À partir des analyses hématologiques et sérologiques, les résultats analytiques de huit biomarqueurs " descriptifs du volume " (ou " sensibles au volume ") ([Hb], plaquettes (PLT), sTFN, CRE, Ca, LDL, ALB et TP) ont été utilisés dans une analyse multivariée pour déterminer les estimations individuelles des variations du PV . Ensuite, le VP estimée a été utilisée pour ajuster les limites de référence individuelles pour l'[Hb] et les OFFs, permettant respectivement des limites plus élevées ou plus basses en cas d'hémoconcentration ou d'hémodilution prédite. Une caractéristique clé de ce modèle multivarié est l'utilisation d'une fonction de pondération pour réduire l'importance des valeurs potentiellement anormales d'un ou plusieurs biomarqueurs dans l'estimation du VP. Si l'un des biomarqueurs évolue dans la direction opposée aux autres biomarqueurs, ou avec une amplitude différente, son poids sera plus faible, ce qui réduira son importance dans le calcul de l'estimation du VP. La fonction de pondération est cruciale, car des facteurs individuels, tels que les pathologies, peuvent avoir un impact sur le niveau d'un ou de plusieurs biomarqueurs sans être liés à des modifications du VP. L'uniformité entre les huit biomarqueurs "sensibles au volume" est reflétée dans un indice de niveau de confiance. Un indice de confiance plus élevé indique une plus grande probabilité que le modèle capture les variations dues aux changements du VP et non à d'autres causes, comme la pathologie.

 Analyses statistiques

Les données sont présentées sous forme de moyennes ± écarts types (ET). La variabilité de l'[Hb], de la masse d'Hb, du VP, du RET% et des OFFs au fil du temps a été calculée comme un coefficient de variation (CV, %) par rapport à la moyenne des CV de chaque individu sur les points de temps successifs. L'un des sujets a été exclu des analyses en raison de niveaux extrêmement bas de FERR (<1 μg.L-1) ainsi que d'une faible [Hb] (<100 g.L-1) lors de la première mesure, ce qui suggérait un état pathologique. La normalité des distributions a été testée avec le test de Shapiro-Wilk.
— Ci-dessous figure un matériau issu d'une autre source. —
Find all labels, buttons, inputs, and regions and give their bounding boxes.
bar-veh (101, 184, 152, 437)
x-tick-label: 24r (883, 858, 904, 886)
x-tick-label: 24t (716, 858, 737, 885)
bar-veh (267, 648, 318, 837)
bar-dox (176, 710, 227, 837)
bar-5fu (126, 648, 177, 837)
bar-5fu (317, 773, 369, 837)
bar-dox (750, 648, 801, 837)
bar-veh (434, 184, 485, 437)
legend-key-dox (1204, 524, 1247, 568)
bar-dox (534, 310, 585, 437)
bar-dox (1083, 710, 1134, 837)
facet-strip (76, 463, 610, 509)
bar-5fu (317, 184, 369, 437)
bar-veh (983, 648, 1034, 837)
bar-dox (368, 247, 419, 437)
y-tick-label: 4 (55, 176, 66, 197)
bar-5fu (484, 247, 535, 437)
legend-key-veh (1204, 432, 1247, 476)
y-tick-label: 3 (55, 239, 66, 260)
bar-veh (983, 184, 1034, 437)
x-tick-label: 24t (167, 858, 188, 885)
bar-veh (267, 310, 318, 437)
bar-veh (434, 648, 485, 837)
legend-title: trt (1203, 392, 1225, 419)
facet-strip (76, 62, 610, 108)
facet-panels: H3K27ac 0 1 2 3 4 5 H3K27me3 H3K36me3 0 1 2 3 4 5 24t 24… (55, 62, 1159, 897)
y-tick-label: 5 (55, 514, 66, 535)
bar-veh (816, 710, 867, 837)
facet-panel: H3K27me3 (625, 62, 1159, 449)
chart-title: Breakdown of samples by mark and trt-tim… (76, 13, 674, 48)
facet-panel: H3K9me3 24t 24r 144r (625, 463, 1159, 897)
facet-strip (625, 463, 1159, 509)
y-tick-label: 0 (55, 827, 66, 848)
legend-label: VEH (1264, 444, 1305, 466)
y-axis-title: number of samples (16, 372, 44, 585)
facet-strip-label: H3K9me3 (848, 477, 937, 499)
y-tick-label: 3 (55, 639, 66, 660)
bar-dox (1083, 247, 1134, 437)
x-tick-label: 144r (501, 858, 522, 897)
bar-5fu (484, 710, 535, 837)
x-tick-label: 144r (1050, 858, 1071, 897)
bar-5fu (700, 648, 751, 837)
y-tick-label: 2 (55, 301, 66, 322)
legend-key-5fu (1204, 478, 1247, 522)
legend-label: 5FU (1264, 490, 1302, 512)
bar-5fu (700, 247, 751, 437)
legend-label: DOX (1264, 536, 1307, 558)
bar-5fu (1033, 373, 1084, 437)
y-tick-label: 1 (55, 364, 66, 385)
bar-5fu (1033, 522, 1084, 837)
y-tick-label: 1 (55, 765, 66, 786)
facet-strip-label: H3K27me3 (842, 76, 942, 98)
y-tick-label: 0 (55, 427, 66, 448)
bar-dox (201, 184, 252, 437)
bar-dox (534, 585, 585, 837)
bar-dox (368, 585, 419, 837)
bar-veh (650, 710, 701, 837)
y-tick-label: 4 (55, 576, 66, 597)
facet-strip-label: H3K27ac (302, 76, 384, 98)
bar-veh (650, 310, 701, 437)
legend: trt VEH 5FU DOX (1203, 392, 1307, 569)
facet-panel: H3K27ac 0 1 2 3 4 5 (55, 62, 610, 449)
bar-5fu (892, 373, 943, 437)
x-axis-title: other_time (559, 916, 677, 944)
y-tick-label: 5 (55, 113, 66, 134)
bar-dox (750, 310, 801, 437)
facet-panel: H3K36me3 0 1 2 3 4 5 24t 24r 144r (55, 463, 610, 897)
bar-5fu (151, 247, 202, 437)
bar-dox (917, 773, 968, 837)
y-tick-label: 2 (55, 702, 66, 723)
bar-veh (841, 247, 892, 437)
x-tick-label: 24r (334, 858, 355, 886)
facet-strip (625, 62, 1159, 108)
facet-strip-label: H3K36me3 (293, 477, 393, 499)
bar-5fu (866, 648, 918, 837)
La sphéricité n'a pas été supposée, et la correction de Geisser-Greenhouse a été utilisée. Pour les variables normalement distribuées (HBmass, PV, [Hb], RET%, RET#, OFFs, HCT, MCH, MCHC et RDW-SD), les différences aux points de temps successifs ont été évaluées avec une analyse de variance (ANOVA) à mesures répétées à une voie avec des effets fixes et aléatoires pour expliquer les variables cibles, dans laquelle les sujets représentaient des effets aléatoires et le temps était l'effet fixe. Les mesures répétées ont été analysées en comparant tous les points temporels entre eux avec une correction pour les comparaisons multiples en utilisant un test d'hypothèse statistique (test de Holm-Sidak). Pour les variables qui n'étaient pas normalement distribuées (fraction de réticulocytes immatures [IRF], nombre de globules rouges [RBC], PLT et nombre de globules blancs [WBC]), les paramètres ont été comparés à l'aide du test de Friedman avec comparaisons multiples de Dunn. Les corrélations entre les variables hématologiques et hormonales ont été évaluées à l'aide d'un coefficient d'ordre de Spearman. L'analyse de régression linéaire a été utilisée pour évaluer la relation entre les Z-scores de variation de PV déduits (estimés) et les Z-scores de décalage de PV réels (mesurés) après suppression des deux premiers points de données pour chaque sujet afin de permettre au modèle prédictif de s'adapter à la spécificité individuelle. Un graphique de Bland-Altman a ensuite été utilisé pour évaluer la concordance entre les méthodes en calculant le biais (moyenne des différences) et les limites de concordance à 95 %, calculées comme la différence moyenne (biais) plus ou moins 1,96 fois son écart-type. L'hypothèse nulle a été rejetée pour p < 0,05. Toutes les données ont été analysées à l'aide d'un logiciel dédié (Prism, version 8.4.2, GraphPad Software, La Jolla, Californie, USA).

Résultats

 Modèle adaptatif, PV Z-scores et variations intra-individuelles

Le calcul moyen de la confiance dans l'estimation du PV à partir des biomarqueurs sériques était de 59 %, avec une augmentation significative entre W1 et la dernière semaine (W8) de 25 % à 71 %) ; cela s'explique par le fait que le calcul du VP estimé devient plus fiable une fois qu'il est basé sur les variations des échantillons individuels et non des populations antérieures. Il est intéressant de noter qu'un sujet a été signalé pour une [Hb] atteignant la limite supérieure, alors que la correction du VP tenait compte d'un décalage du PV, ce qui explique la valeur de concentration plus élevée.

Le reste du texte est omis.